In November of 2022, Stepford was presented to and tested by a group of eight volunteers in Manchester, UK.
Naromass gave a short presentation on the development of the tool, including theoretical influences and the representation of AI in media.
In self-selected pairs, participants engaged with the tool, indicating whether they agreed with Stepford’s scoring of texts for sexist bias.
The text segments were split between the condition of ‘AI-authored’ vs. ‘human-authored’, visible to the participants. A member of the development team sat with the participants while they engaged in the testing, which led to rich discussions about the nature of creativity, machine learning, and the future of synthetic media.
After testing of approximately 20-30 minutes, participants were interviewed in those same pairs with the following questions:
- How was using the tool for you?
- Who might use this tool?
- How might it be misused, or how could it go wrong?
- Any other comments?
Overall, participants found that engaging with the tool in pairs made them feel more secure in their scoring choices than they would have if they used Stepford alone. One mentioned that the tool provided an entry point to the “sort of discussions that can be uncomfortable” and that varying levels of sensitivity to sexist language between the pairs led to conversations that led them to examine their own biases.
Stepford’s scoring output having a sort of human character in its expression was received positively by members of the group who found it easier to react to rather than a purely informational delivery of the scoring.
For the second question of who and/or what platforms might use the tool, responses included:
- Educational Institutions
- Students submitting written work
- Recruiters
- Communication platforms/apps
- Browser plugins
- Speech writers
Potential similarities to the function of Grammarly were mentioned, with Stepford’s functionality serving as a reminder to consider the intended audience of a piece of text.
Participants pointed out potential misuses of the tool, echoing some of the feedback we’ve received during previous events, as well as the team’s own predictions based on the proliferation of technologies that reproduce existing hierarchies of agency in society:
I was getting into the realm of cancelling people. Who knows where the tool will go and how powerful it will become?
People are complicated and they don’t always get things right and that’s what is brilliant about people.

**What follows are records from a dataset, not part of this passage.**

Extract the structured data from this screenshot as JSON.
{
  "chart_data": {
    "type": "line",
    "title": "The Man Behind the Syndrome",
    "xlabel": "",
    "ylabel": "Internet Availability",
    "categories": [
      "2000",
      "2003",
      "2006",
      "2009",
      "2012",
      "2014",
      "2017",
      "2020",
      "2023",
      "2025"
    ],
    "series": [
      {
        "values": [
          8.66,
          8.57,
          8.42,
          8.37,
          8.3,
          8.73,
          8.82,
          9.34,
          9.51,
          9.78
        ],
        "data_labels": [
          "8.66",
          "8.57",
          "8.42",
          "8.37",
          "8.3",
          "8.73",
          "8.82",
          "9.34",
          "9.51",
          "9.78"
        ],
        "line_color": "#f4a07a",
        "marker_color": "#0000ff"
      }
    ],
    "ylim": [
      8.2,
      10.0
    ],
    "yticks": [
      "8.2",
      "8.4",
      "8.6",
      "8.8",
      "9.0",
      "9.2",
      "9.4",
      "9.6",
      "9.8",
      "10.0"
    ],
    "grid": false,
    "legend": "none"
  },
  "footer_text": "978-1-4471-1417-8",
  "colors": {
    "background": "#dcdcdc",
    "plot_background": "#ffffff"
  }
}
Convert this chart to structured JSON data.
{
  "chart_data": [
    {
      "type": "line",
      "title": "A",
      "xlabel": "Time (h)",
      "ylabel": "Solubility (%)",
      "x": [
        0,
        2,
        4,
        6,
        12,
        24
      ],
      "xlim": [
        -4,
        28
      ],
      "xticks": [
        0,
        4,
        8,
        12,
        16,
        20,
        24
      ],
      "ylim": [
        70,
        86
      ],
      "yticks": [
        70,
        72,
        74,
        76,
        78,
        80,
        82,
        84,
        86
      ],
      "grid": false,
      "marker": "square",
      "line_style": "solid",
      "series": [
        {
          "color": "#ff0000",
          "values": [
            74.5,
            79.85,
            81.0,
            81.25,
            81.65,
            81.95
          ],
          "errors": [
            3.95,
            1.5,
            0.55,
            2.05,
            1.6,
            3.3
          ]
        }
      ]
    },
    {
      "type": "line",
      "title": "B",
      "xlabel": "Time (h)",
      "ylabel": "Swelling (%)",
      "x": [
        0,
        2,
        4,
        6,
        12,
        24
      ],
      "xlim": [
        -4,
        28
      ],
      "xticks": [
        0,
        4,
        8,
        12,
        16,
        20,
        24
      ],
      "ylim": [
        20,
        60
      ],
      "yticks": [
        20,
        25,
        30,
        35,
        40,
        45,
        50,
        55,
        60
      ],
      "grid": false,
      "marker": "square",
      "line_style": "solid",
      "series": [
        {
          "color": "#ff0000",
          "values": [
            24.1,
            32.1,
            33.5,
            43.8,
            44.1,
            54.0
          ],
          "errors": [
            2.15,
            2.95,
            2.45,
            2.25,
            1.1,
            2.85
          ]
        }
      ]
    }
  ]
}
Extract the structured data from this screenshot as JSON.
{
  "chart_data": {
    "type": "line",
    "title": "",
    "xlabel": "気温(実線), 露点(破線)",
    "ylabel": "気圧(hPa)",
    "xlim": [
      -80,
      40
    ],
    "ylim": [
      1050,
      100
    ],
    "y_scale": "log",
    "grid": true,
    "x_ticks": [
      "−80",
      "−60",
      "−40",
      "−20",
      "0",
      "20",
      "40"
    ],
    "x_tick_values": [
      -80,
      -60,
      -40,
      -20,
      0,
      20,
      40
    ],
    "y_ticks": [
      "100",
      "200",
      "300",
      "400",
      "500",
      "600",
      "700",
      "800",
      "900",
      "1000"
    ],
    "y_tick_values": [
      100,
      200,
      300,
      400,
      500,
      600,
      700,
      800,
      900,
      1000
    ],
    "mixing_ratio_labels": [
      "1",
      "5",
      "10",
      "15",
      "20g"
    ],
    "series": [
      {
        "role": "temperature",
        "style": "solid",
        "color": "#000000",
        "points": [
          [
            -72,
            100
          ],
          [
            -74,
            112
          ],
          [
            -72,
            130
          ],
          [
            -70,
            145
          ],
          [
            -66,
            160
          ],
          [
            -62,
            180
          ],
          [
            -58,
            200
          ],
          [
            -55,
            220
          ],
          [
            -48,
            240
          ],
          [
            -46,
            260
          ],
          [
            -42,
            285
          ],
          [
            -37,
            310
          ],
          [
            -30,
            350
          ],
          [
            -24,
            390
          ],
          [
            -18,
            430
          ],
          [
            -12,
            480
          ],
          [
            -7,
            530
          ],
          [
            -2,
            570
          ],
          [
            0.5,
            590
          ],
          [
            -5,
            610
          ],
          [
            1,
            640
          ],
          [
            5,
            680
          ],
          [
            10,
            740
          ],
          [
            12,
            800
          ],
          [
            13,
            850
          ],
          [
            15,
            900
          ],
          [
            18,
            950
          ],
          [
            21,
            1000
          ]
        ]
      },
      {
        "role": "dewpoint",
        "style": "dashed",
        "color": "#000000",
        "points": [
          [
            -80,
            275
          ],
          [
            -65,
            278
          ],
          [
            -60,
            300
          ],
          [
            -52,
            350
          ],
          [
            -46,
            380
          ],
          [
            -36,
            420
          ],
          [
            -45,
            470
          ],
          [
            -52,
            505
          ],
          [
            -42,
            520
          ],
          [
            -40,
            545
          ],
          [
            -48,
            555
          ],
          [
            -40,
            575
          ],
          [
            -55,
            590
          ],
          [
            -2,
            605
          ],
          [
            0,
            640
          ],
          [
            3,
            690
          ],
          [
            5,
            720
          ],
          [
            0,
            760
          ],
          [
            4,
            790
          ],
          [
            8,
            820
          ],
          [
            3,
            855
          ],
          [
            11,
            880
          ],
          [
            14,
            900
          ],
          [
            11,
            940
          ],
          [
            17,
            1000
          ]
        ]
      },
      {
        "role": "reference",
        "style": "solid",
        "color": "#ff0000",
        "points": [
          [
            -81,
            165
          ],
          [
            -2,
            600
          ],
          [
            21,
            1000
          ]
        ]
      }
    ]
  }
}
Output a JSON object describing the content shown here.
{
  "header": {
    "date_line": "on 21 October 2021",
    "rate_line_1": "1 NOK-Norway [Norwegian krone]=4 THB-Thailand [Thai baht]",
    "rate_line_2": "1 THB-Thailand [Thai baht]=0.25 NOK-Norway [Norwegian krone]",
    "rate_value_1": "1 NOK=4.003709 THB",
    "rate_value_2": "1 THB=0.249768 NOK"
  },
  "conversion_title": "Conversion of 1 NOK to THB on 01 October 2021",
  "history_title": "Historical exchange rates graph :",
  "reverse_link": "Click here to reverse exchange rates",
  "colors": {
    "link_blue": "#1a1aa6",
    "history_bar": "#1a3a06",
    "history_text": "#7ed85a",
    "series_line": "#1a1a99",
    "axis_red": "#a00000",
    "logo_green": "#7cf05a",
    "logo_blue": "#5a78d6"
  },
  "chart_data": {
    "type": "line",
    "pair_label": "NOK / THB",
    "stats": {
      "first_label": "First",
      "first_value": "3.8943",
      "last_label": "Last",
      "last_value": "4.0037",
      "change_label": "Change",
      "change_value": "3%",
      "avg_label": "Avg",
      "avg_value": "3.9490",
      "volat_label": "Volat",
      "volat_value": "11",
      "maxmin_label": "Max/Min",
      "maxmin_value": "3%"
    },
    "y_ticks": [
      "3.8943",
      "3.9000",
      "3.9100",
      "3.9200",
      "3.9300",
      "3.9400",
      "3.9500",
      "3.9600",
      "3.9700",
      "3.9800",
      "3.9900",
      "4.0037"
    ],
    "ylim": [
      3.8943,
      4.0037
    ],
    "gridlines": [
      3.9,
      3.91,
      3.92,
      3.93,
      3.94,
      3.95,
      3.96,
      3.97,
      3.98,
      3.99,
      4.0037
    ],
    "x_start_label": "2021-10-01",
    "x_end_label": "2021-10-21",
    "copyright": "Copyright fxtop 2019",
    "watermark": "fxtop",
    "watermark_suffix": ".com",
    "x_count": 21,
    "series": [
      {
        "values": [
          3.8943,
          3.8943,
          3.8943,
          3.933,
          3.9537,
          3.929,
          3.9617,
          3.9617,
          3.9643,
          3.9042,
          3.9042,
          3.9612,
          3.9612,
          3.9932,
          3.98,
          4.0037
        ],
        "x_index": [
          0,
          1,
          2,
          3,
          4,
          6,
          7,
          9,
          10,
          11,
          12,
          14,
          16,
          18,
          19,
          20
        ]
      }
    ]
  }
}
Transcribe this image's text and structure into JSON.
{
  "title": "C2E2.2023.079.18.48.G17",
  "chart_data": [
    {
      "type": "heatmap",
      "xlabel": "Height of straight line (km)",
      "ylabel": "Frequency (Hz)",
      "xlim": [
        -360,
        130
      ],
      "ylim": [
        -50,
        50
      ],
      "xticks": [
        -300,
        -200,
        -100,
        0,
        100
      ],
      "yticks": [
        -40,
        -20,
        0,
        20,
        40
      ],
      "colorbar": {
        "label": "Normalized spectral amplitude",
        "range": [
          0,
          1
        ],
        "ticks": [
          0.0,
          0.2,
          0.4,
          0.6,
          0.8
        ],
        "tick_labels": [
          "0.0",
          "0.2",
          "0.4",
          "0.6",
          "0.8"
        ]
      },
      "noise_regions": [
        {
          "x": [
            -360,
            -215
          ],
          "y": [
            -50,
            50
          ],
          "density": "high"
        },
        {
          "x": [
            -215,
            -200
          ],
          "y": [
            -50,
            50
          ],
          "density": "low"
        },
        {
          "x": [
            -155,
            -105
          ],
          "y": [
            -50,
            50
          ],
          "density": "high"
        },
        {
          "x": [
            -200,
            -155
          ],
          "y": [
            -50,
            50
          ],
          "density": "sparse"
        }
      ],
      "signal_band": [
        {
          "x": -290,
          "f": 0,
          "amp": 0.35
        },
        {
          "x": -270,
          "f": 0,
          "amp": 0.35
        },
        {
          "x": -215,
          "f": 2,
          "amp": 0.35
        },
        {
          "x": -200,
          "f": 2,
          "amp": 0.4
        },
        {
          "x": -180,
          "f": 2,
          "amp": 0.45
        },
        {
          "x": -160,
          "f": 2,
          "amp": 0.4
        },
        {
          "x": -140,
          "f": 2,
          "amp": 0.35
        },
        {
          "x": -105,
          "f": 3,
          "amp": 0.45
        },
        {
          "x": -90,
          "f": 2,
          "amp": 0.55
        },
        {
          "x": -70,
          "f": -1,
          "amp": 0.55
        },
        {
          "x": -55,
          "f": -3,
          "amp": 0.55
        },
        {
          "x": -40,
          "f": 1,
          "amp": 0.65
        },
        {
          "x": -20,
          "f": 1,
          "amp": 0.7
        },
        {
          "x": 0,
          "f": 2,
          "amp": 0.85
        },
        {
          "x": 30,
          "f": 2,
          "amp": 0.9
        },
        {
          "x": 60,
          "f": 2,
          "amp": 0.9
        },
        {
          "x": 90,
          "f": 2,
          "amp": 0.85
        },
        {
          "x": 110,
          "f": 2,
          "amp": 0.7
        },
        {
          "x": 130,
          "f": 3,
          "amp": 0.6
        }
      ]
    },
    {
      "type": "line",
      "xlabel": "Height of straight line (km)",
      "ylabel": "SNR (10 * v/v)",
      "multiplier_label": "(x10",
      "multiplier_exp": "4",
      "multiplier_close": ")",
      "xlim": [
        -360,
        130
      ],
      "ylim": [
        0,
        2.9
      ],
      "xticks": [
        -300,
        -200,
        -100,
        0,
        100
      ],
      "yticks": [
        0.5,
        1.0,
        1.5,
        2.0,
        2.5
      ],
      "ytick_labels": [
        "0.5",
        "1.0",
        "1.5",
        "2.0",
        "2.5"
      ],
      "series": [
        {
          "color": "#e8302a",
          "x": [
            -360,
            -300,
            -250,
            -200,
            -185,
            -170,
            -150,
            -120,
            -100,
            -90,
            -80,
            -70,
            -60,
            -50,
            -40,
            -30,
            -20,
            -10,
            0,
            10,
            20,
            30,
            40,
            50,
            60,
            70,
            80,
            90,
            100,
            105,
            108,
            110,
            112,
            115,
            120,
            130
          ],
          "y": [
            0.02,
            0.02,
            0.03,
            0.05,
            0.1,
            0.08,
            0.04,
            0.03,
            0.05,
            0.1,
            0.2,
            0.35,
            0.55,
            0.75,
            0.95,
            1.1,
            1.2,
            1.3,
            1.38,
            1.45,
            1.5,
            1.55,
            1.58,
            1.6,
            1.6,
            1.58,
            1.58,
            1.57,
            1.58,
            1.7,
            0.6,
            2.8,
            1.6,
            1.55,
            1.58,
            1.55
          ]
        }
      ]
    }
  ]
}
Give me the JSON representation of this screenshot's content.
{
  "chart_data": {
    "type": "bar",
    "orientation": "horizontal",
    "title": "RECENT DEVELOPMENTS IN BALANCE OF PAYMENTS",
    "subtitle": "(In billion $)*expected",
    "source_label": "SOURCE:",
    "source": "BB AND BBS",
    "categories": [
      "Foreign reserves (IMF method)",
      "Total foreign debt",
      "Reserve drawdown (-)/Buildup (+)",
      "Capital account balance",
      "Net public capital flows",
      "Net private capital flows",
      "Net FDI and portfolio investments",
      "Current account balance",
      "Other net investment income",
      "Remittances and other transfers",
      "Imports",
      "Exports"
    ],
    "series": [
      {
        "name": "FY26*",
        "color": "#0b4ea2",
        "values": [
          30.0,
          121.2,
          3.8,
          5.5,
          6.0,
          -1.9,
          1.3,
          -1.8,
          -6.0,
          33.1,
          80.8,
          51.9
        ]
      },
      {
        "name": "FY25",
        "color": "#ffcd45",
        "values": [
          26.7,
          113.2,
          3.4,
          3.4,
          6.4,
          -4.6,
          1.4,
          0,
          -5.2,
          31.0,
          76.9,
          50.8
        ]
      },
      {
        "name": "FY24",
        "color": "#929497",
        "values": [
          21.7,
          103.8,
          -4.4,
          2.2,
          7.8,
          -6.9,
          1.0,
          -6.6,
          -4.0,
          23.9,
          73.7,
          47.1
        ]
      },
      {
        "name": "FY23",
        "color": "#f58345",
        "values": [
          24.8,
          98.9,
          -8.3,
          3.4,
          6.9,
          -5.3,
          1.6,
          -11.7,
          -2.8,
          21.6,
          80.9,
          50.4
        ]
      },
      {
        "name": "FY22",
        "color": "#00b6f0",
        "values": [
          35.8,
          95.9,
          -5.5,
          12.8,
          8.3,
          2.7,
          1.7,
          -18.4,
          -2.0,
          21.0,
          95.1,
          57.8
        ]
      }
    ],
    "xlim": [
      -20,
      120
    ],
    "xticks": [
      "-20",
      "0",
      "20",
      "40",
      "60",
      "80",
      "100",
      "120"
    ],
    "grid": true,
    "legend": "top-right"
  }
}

When it starts to tread the line of censorship. Ugly historical facts are still truth, and when it reinterprets and changes things, it becomes a new reality.
The clean ideal in creative writing… sometimes the portrayal of awful behaviour is important to bring. All the isms aren’t ok but pretending they don’t exist is also wrong.
Wondering aloud how to distinguish between the function of bias in narrative text versus the harmful reproduction of bias that is baked into algorithms generated discussion, though the conclusion reached by many was that human intervention is crucial to creating nuanced tools.
Findings from this event will influence the next phase of Stepford’s development.